私はそうマスターに伝えると、前と同じカウンター席に座った。

このバーに来るのは3回目。

前回来た時に、私とマスターの田舎が近い事がきっかけで通うようになった。

それ以降、マスターの安心感ある対応が、唯一私の心を落ち着かせてくれる。

東京に出て来て3ヶ月。

何もかもが眩しくて、未だに慣れない生活が続いている。

今は楽しさが優先しているが、しばらくしたら、ホームシックになるのだろう。

人生初の一人暮らし。

娘が東京で一人だと、両親も心配だと思う。

それもあってか、毎日母に電話かメールをしている。

私はいつ、どんな時でも味方でいてくれる、無償の優しさを両親から受けて来た。

その恩返しで、これからもっと親孝行したいと思っている。

こんな私にも高校生の時、反抗期があった。

特に母に対して冷たく当たってしまった。

あの頃をやり直せるならやり直したい。

あの時に言ってしまった言葉を、取り消せるならそうしたい。

それでも母は、私に変わらない姿勢で接し続けてくれた。

きっと母も、おばあちゃんと同じ経験があったのかもしれない。

お互いに元気でいるうちに、色々な場所に一緒に行ったり、プレゼントを沢山送りたい。

そんなことが恩返しや親孝行になるのであれば、安いものだ。

『マスター。マスターにとって、親孝行ってなんですか?』

マスター『健康で、楽しい人生を送っている姿を見せて行くことだと思います。もちろん、プレゼントとかもいいと思う。
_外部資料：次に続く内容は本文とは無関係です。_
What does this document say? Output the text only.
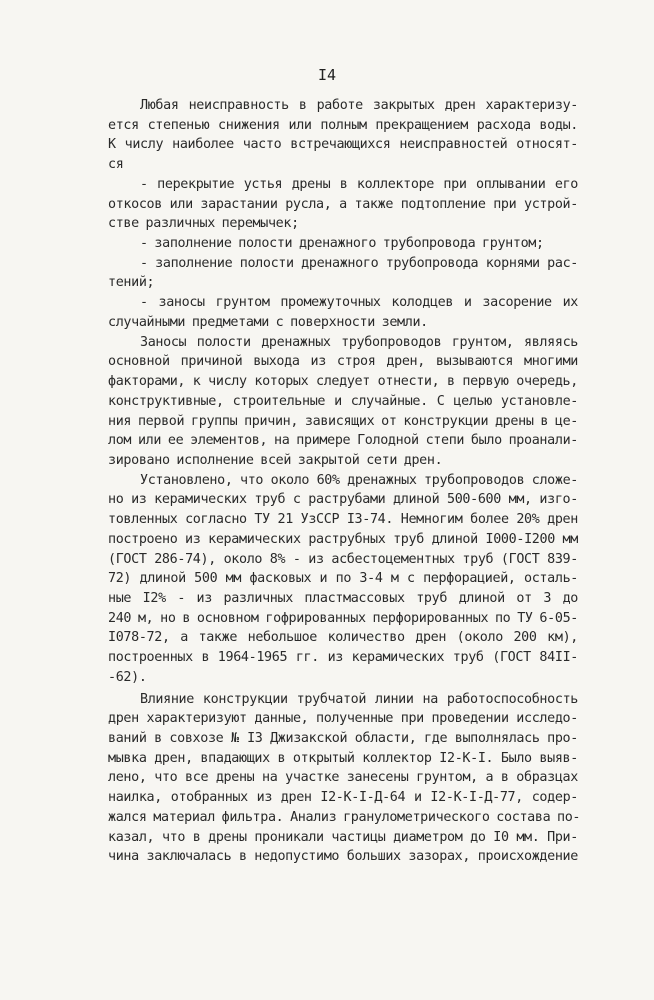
I4
Любая неисправность в работе закрытых дрен характеризу-
ется степенью снижения или полным прекращением расхода воды.
К числу наиболее часто встречающихся неисправностей относят-
ся
- перекрытие устья дрены в коллекторе при оплывании его
откосов или зарастании русла, а также подтопление при устрой-
стве различных перемычек;
- заполнение полости дренажного трубопровода грунтом;
- заполнение полости дренажного трубопровода корнями рас-
тений;
- заносы грунтом промежуточных колодцев и засорение их
случайными предметами с поверхности земли.
Заносы полости дренажных трубопроводов грунтом, являясь
основной причиной выхода из строя дрен, вызываются многими
факторами, к числу которых следует отнести, в первую очередь,
конструктивные, строительные и случайные. С целью установле-
ния первой группы причин, зависящих от конструкции дрены в це-
лом или ее элементов, на примере Голодной степи было проанали-
зировано исполнение всей закрытой сети дрен.
Установлено, что около 60% дренажных трубопроводов сложе-
но из керамических труб с раструбами длиной 500-600 мм, изго-
товленных согласно ТУ 21 УзССР I3-74. Немногим более 20% дрен
построено из керамических раструбных труб длиной I000-I200 мм
(ГОСТ 286-74), около 8% - из асбестоцементных труб (ГОСТ 839-
72) длиной 500 мм фасковых и по 3-4 м с перфорацией, осталь-
ные I2% - из различных пластмассовых труб длиной от 3 до
240 м, но в основном гофрированных перфорированных по ТУ 6-05-
I078-72, а также небольшое количество дрен (около 200 км),
построенных в 1964-1965 гг. из керамических труб (ГОСТ 84II-
-62).
Влияние конструкции трубчатой линии на работоспособность
дрен характеризуют данные, полученные при проведении исследо-
ваний в совхозе № I3 Джизакской области, где выполнялась про-
мывка дрен, впадающих в открытый коллектор I2-К-I. Было выяв-
лено, что все дрены на участке занесены грунтом, а в образцах
наилка, отобранных из дрен I2-К-I-Д-64 и I2-К-I-Д-77, содер-
жался материал фильтра. Анализ гранулометрического состава по-
казал, что в дрены проникали частицы диаметром до I0 мм. При-
чина заключалась в недопустимо больших зазорах, происхождение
』

そうか、私が楽しい人生を送っている姿を見せてあげるのも、恩返しの一つなんだ。

私がくよくよ悩んだり、落ち込んでばかりいたら、恩返しにならない。

もちろん、人生に悩み事はつきものだ。

それよりも、健康で楽しい時間を増やし、母に見せていくことが親孝行。

そしていつか結婚して、私もお母さんになる。

母のような良いお母さんに、なれたら良いな。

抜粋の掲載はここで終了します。